Now the feminists want to continue their ‘revolution’, and claim that they’re simply stepping up to the plate for ‘feeling’ as opposed to robotic ‘thought’. If I thought that We could get the best of the feminist vision by simply eradicating the worstly-conceived ‘male’ tradition, then I’d sign on.
But that’s an illusion. A delusion. A lethal and, to a Republic, a fatal delusion. It’s a delusion that is a necessary delusion for the adherents of the feminist ‘vision’ and ‘plan’.

I can empathize with them, even step into their shoes. But I can’t walk down their road.

I want a Justice who is both empathetic and capable of thinking deeply and widely. And I want a genuine empathy: just as I don’t want a shill for the corporations who hides behind ‘empathy’ for them, I don’t want a cadre for a revolution that has already wrought so much wrack.

NOTES

*There are, you recall, ‘equality feminists’ and ‘gender feminists’ or ‘ideological feminists’. The equality-feminists are closest to an ‘American’ way of proceeding: they have some excellent insights and legitimate concerns, and they can explain them, and they want to get their ideas ‘out there’ so that We might hear them and see what might be done.

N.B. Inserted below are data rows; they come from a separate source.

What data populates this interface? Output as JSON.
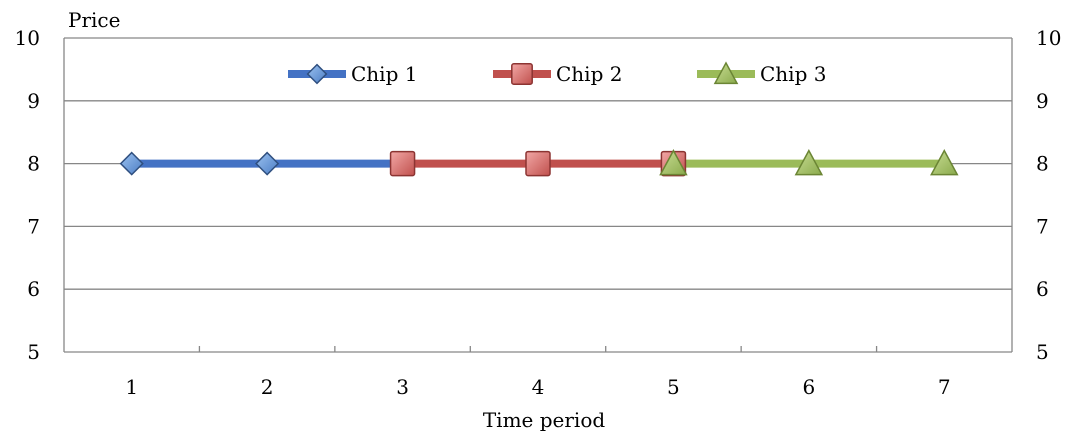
{
  "chart_data": {
    "type": "line",
    "title": "",
    "xlabel": "Time period",
    "ylabel": "Price",
    "x": [
      1,
      2,
      3,
      4,
      5,
      6,
      7
    ],
    "xticks": [
      "1",
      "2",
      "3",
      "4",
      "5",
      "6",
      "7"
    ],
    "yticks": [
      "5",
      "6",
      "7",
      "8",
      "9",
      "10"
    ],
    "ylim": [
      5,
      10
    ],
    "xlim": [
      0.5,
      7.5
    ],
    "grid": true,
    "secondary_y_axis": true,
    "legend_position": "top-center",
    "series": [
      {
        "name": "Chip 1",
        "x": [
          1,
          2,
          3
        ],
        "values": [
          8,
          8,
          8
        ],
        "color": "#4472C4",
        "marker": "diamond"
      },
      {
        "name": "Chip 2",
        "x": [
          3,
          4,
          5
        ],
        "values": [
          8,
          8,
          8
        ],
        "color": "#C0504D",
        "marker": "square"
      },
      {
        "name": "Chip 3",
        "x": [
          5,
          6,
          7
        ],
        "values": [
          8,
          8,
          8
        ],
        "color": "#9BBB59",
        "marker": "triangle"
      }
    ]
  }
}
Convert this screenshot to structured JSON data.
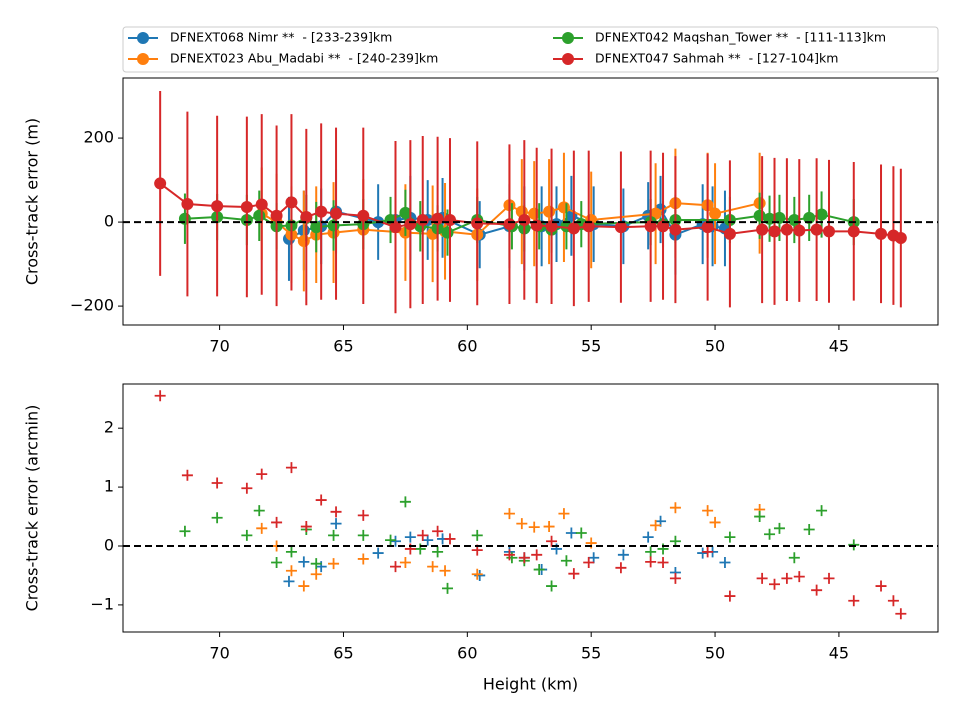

The ‘gender (or ideological) feminists’, far more indentured to the more radical feministical illuminations, are ‘revolutionary’ not only in the content of their agendas, but also in the method of getting them established. They believe that a) men are by nature violent and evil; that b) ‘women’ are always victims and ever in-danger because of them; and that c) neither ‘men’ nor the benighted women who love them should be given the space for playing-out their sorry lives.

Worse, in terms of method, they are committed to the Leninist ‘revolutionary’ concept of ‘elite cadres’ who ‘get it’, organizing for the purpose of imposing their visions on an essentially brutish lumpen-citizenry, by-passing public deliberation using manipulative ‘information’ to create ‘emergencies’, and using ‘reliable’ judges and vote-desperate pols for their purposes.

In this Post, I will use ‘feminists’ to refer to ‘gender-ideological feminists’; if I refer to the more moderate feminists I will use the term ‘equality feminists’. Additionally, I remind you that I do not presume that ‘feminists’ actually represent all of the females in America, or even the majority of them.